Just for the record, that wasn’t the original code that Nigel Garvey posted in post #7. The code above, does things in the wrong order, first you save the tids, then you set them, then you coerce something to text, and then you restore them.

However, there is a good readup on variable types here. I also think, that with AppleScript vesion 2.3 the text item delimiters are reset to whatever they was, when a script has finished executing, so nowadays, only three lines are needed, or one line, if that it is the only usage of a text item delimiter in a script.

set ml to {"a", "b", "c"}
set {text item delimiters, newText} to {", ", (items of ml as text)}

(Resetting the tids nowadays, is just a convenience, for backwards compatibility).

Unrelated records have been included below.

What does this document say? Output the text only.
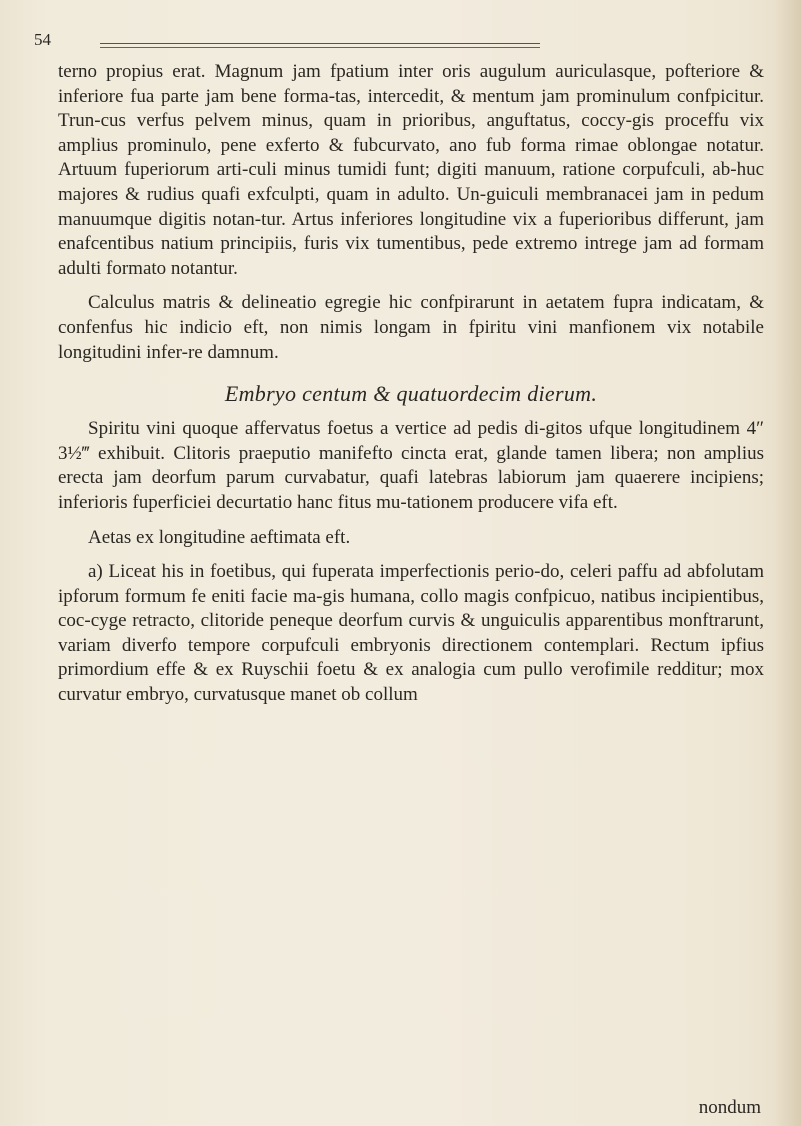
54

terno propius erat. Magnum jam fpatium inter oris augulum auriculasque, pofteriore & inferiore fua parte jam bene forma-tas, intercedit, & mentum jam prominulum confpicitur. Trun-cus verfus pelvem minus, quam in prioribus, anguftatus, coccy-gis proceffu vix amplius prominulo, pene exferto & fubcurvato, ano fub forma rimae oblongae notatur. Artuum fuperiorum arti-culi minus tumidi funt; digiti manuum, ratione corpufculi, ab-huc majores & rudius quafi exfculpti, quam in adulto. Un-guiculi membranacei jam in pedum manuumque digitis notan-tur. Artus inferiores longitudine vix a fuperioribus differunt, jam enafcentibus natium principiis, furis vix tumentibus, pede extremo intrege jam ad formam adulti formato notantur.

Calculus matris & delineatio egregie hic confpirarunt in aetatem fupra indicatam, & confenfus hic indicio eft, non nimis longam in fpiritu vini manfionem vix notabile longitudini infer-re damnum.

Embryo centum & quatuordecim dierum.

Spiritu vini quoque affervatus foetus a vertice ad pedis di-gitos ufque longitudinem 4″ 3½‴ exhibuit. Clitoris praeputio manifefto cincta erat, glande tamen libera; non amplius erecta jam deorfum parum curvabatur, quafi latebras labiorum jam quaerere incipiens; inferioris fuperficiei decurtatio hanc fitus mu-tationem producere vifa eft.

Aetas ex longitudine aeftimata eft.

a) Liceat his in foetibus, qui fuperata imperfectionis perio-do, celeri paffu ad abfolutam ipforum formum fe eniti facie ma-gis humana, collo magis confpicuo, natibus incipientibus, coc-cyge retracto, clitoride peneque deorfum curvis & unguiculis apparentibus monftrarunt, variam diverfo tempore corpufculi embryonis directionem contemplari. Rectum ipfius primordium effe & ex Ruyschii foetu & ex analogia cum pullo verofimile redditur; mox curvatur embryo, curvatusque manet ob collum

nondum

It’s really nothing to do with which version of AppleScript – the change has been in Script Editor. It used to use the same component instance of AppleScript for all documents, but changed to using a separate instance for each document (probably each compile, these days).

I disagree. There are examples where it can easily get you into hot water, especially if it’s done in handlers.

I agree, it isn’t only Script Editor that creates a new instance of AppleScript for a single script. (I tested it in Script Debugger).

So, I was wrong. I’m glad I got that sorted out. :confused:

Yeah. I don’t pretend to know all the details of what goes on under the bonnet in AppleScript, so don’t take this too authoritively. But the four-line version directly sets four “variables” to four values. Simple and fast. The list version sets the same four variables to the same four values, but in the process also creates two lists to hold two each of the values and then retrieves the values (or the pointers to them) from positions in these lists. The extra time taken is too minuscule to be measured over just a few executions, let alone to be noticeable to a user. But it’s something to think about if you’re writing a library of handlers and don’t know how intensively any future scripts you write might call them ” or if you simply like to know that the code you’ve written is a nanosecond or two faster than the way you didn’t write it. :wink:

The above considerations mostly apply when the values are supplied ” as in this case ” by vanilla AppleScript. If you’re getting a whole load of values from an application, the list method of setting variables may often turn out to be faster. It’s to do with the time it takes to communicate individual commands to applications and to receive their responses and with what the applications have to do internally to retrieve the information you require. So it depends on the application involved and how much of what information you need.